Pendidikan Berdampak: Dari Anggaran Menuju Dampak Nyata

6 hours ago 3

Oleh: Edi Setiawan*)

Pendidikan bukan sekadar soal kurikulum dan gedung. Ia adalah denyut peradaban, tempat bangsa belajar menyalakan cahaya di tengah perubahan. Setelah satu dekade reformasi anggaran, pemerintah mencoba memulihkan makna dasar pendidikan: menghadirkan dampak nyata bagi anak, guru, dan masyarakat.

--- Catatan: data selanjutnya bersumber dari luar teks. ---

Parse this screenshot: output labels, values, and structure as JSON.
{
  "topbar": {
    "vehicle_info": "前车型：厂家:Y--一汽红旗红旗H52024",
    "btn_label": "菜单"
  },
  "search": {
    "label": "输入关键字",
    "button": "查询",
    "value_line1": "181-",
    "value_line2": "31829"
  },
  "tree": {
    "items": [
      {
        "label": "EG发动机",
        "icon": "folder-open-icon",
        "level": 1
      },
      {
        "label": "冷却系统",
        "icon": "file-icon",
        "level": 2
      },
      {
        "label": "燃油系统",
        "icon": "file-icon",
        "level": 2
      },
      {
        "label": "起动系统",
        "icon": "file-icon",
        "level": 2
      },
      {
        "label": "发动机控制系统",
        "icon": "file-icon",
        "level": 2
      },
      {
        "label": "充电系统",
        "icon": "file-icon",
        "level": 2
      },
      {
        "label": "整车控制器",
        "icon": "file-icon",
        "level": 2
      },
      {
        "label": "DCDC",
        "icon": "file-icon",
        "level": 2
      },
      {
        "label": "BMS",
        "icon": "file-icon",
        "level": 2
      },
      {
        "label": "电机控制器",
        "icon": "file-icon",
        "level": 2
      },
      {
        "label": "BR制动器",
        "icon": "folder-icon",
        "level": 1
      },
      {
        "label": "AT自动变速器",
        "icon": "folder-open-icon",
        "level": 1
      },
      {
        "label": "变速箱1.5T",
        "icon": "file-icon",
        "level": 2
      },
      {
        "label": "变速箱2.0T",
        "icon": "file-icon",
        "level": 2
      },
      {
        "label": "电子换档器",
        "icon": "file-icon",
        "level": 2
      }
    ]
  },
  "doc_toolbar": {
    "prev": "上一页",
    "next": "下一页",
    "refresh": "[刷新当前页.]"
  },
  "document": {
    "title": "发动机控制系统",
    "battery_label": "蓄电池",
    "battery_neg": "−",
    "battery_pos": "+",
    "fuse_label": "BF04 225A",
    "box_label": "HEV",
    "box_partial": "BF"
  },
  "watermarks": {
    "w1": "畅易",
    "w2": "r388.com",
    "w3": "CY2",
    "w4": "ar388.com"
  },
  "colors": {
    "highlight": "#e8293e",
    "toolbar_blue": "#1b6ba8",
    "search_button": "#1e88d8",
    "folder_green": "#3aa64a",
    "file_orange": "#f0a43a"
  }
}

Sejak Oktober 2024 hingga Oktober 2025, Kementerian Pendidikan Dasar dan Menengah (Kemendikdasmen) RI mencatat tujuh capaian melalui program Pendidikan Berdampak dengan total anggaran Rp181,72 triliun. Angka itu bukan semata soal serapan, tetapi ukuran seberapa jauh kebijakan mampu mengubah kehidupan.

Revitalisasi sekolah

Program revitalisasi satuan pendidikan menjadi tonggak pertama. Dengan dana Rp16,97 triliun, pemerintah berhasil menghidupkan kembali 15.523 sekolah, melampaui target awal 10.440 unit. Di banyak daerah, ruang kelas yang dulu retak kini kembali ramai tawa anak-anak. Guru yang sempat kehilangan semangat kini percaya bahwa pengabdian mereka tak sia-sia.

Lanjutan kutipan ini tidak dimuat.